Una decisión con fuerte contenido político
Más allá de los aspectos técnicos, la polémica refleja también la dimensión política que rodea todo lo vinculado al Air Force One.
La aeronave presidencial constituye uno de los principales símbolos del poder estadounidense y su reemplazo se convirtió durante años en una fuente permanente de críticas por los elevados costos del programa y las demoras acumuladas.
El reportaje del New York Times sostiene que la decisión de recurrir al avión donado por Qatar respondió tanto a necesidades operativas como al deseo presidencial de acelerar un proyecto cuya demora se había convertido en un problema político.

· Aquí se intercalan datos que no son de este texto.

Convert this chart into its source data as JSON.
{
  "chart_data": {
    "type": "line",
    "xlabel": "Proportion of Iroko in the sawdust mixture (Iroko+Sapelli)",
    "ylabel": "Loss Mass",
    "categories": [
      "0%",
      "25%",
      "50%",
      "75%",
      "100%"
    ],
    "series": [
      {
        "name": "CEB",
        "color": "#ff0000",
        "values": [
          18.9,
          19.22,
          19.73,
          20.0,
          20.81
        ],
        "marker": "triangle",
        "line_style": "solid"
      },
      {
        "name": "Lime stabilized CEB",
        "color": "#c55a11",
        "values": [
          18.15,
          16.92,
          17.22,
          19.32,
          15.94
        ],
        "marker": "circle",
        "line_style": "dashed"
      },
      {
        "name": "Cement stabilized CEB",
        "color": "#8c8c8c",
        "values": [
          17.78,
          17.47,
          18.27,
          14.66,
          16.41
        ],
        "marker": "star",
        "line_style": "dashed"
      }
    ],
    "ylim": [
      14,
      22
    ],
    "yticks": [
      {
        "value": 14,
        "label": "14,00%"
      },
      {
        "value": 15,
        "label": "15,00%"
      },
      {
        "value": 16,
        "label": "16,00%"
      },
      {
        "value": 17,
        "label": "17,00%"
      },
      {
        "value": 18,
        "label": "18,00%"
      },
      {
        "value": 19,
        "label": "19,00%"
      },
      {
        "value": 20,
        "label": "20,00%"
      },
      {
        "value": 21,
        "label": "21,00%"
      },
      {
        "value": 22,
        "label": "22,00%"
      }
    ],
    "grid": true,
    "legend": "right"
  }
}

Seguridad versus velocidad

El caso vuelve a poner sobre la mesa una cuestión recurrente en materia de defensa: hasta qué punto puede acelerarse un programa altamente sensible sin alterar los márgenes de seguridad que tradicionalmente caracterizan a los sistemas utilizados por el presidente de Estados Unidos.
Mientras la administración sostiene que todas las modificaciones cumplen con los estándares requeridos, la investigación de Eric Lipton, Tyler Pager y Eric Schmitt refleja que dentro de la propia comunidad de defensa persisten interrogantes acerca del ritmo con que se ejecutaron algunos de los trabajos.
La discusión probablemente continuará mientras el nuevo Air Force One provisional inicia su servicio y Boeing intenta, finalmente, completar el demorado programa destinado a reemplazar de manera definitiva a la histórica flota presidencial estadounidense.